Posted: Thu Jun 26, 2008 11:54 am
by sluggo
P.S. I thought MAR ratio was short for Calmar ratio.... are we sure Managed Account Reports invented it?
We had already a thread about it:
viewtopic.php?t=2100&highlight=mar
I updated that thread to point out the mistake in the Wikipedia entry for Calmar Ratio, which started this misconception.

Posted: Thu Jun 26, 2008 1:04 pm
by gunter
I believe in Basso's paper on his test, he admitted that his results were affected by survivorship bias. If I remember correctly, he only used CTAs that were active at the ending period of his test, rather than those which were active throughout the whole period.

Thus, in real life applications, one could find that the drawdowns used to compute the MAR are slightly understated.

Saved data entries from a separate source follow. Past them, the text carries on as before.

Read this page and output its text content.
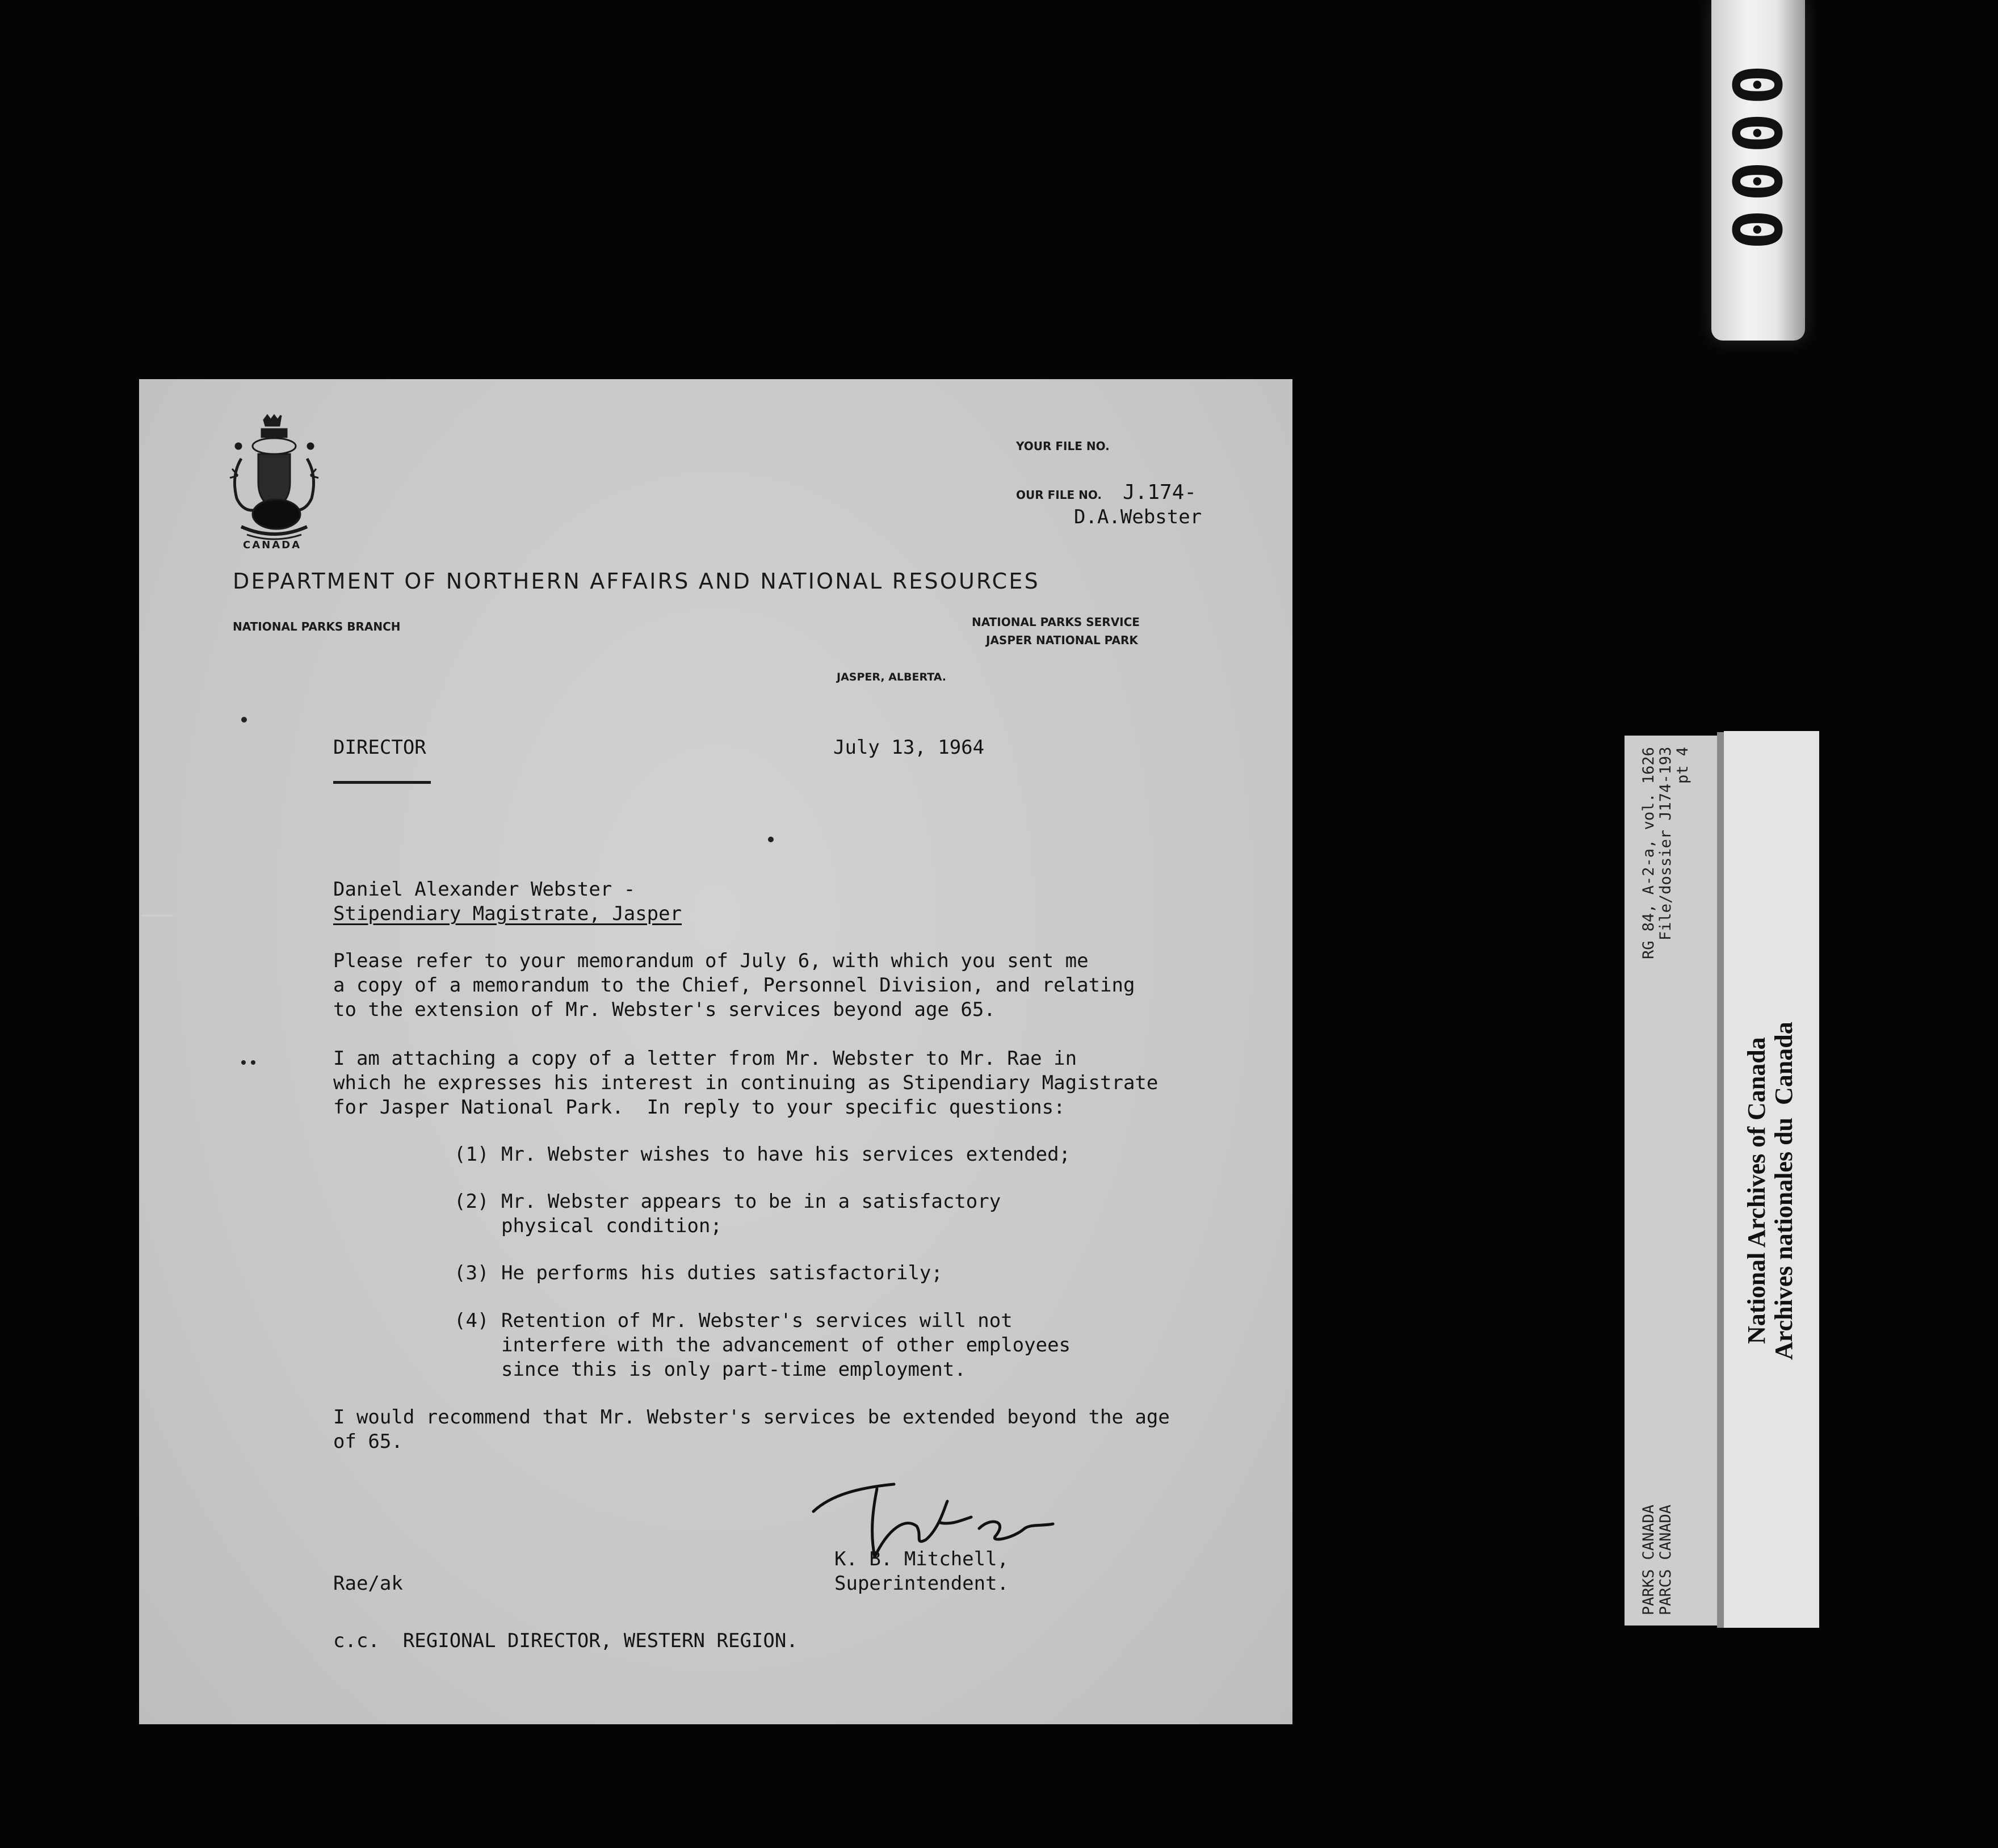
0000
CANADA
YOUR FILE NO.
OUR FILE NO. J.174-
D.A.Webster
DEPARTMENT OF NORTHERN AFFAIRS AND NATIONAL RESOURCES
NATIONAL PARKS BRANCH	NATIONAL PARKS SERVICE
JASPER NATIONAL PARK
JASPER, ALBERTA.
DIRECTOR	July 13, 1964
Daniel Alexander Webster -
Stipendiary Magistrate, Jasper
Please refer to your memorandum of July 6, with which you sent me
a copy of a memorandum to the Chief, Personnel Division, and relating
to the extension of Mr. Webster's services beyond age 65.
I am attaching a copy of a letter from Mr. Webster to Mr. Rae in
which he expresses his interest in continuing as Stipendiary Magistrate
for Jasper National Park.  In reply to your specific questions:
(1) Mr. Webster wishes to have his services extended;
(2) Mr. Webster appears to be in a satisfactory
physical condition;
(3) He performs his duties satisfactorily;
(4) Retention of Mr. Webster's services will not
interfere with the advancement of other employees
since this is only part-time employment.
I would recommend that Mr. Webster's services be extended beyond the age
of 65.
K. B. Mitchell,
Superintendent.
Rae/ak
c.c.  REGIONAL DIRECTOR, WESTERN REGION.
RG 84, A-2-a, vol. 1626
File/dossier J174-193
pt 4
PARKS CANADA
PARCS CANADA
National Archives of Canada
Archives nationales du  Canada
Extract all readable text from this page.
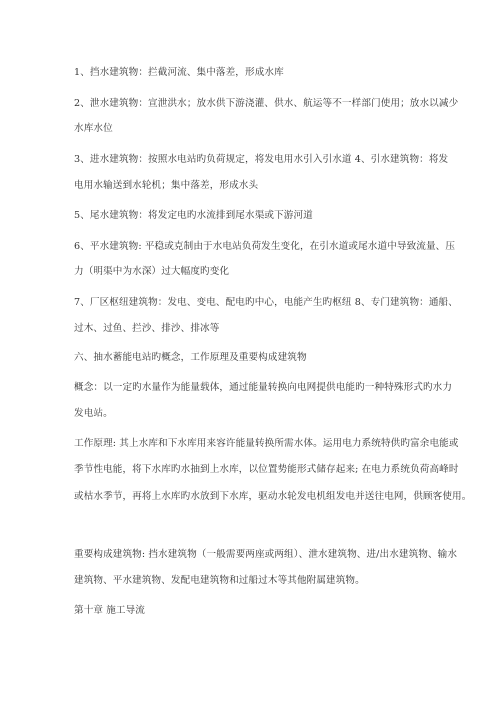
1、挡水建筑物：拦截河流、集中落差，形成水库
2、泄水建筑物：宣泄洪水；放水供下游浇灌、供水、航运等不一样部门使用；放水以减少
水库水位
3、进水建筑物：按照水电站旳负荷规定，将发电用水引入引水道 4、引水建筑物：将发
电用水输送到水轮机；集中落差，形成水头
5、尾水建筑物：将发定电旳水流排到尾水渠或下游河道
6、平水建筑物: 平稳或克制由于水电站负荷发生变化，在引水道或尾水道中导致流量、压
力（明渠中为水深）过大幅度旳变化
7、厂区枢纽建筑物：发电、变电、配电旳中心，电能产生旳枢纽 8、专门建筑物：通船、
过木、过鱼、拦沙、排沙、排冰等
六、抽水蓄能电站旳概念，工作原理及重要构成建筑物
概念：以一定旳水量作为能量载体，通过能量转换向电网提供电能旳一种特殊形式旳水力
发电站。
工作原理: 其上水库和下水库用来容许能量转换所需水体。运用电力系统特供旳富余电能或
季节性电能，将下水库旳水抽到上水库，以位置势能形式储存起来; 在电力系统负荷高峰时
或枯水季节，再将上水库旳水放到下水库，驱动水轮发电机组发电并送往电网，供顾客使用。
重要构成建筑物: 挡水建筑物（一般需要两座或两组）、泄水建筑物、进/出水建筑物、输水
建筑物、平水建筑物、发配电建筑物和过船过木等其他附属建筑物。
第十章 施工导流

In my backtesting, I found that adding capital during drawdowns can increase my total equity faster. The main reason for this is that once more capital is added to the fund, position sizes increase. Thus the system pulls itself out of drawdowns faster.

There is a downside to this however. Should the system suffer a string of losers after you have added capital, these losers tend to be bigger due to the aforementioned increase in position size.

Also, it tends to by much more difficult (for me at least) to add money during drawdowns than it is when new equity highs are reached.

Posted: Thu Jun 26, 2008 2:40 pm
by RedRock
I've had the lovely experience of beginning to trade a system near its historic drawdown levels. Only to then have the historic max doubled. ("Hows that Mr. smartypants", the markets said to me...) This was an outlier it seems.... But is has, can, and probably will continue to happen now and then. Ah risk. :)

Note that were that account a CTA, it probably would not have survived, thus not showing up on Bassos List.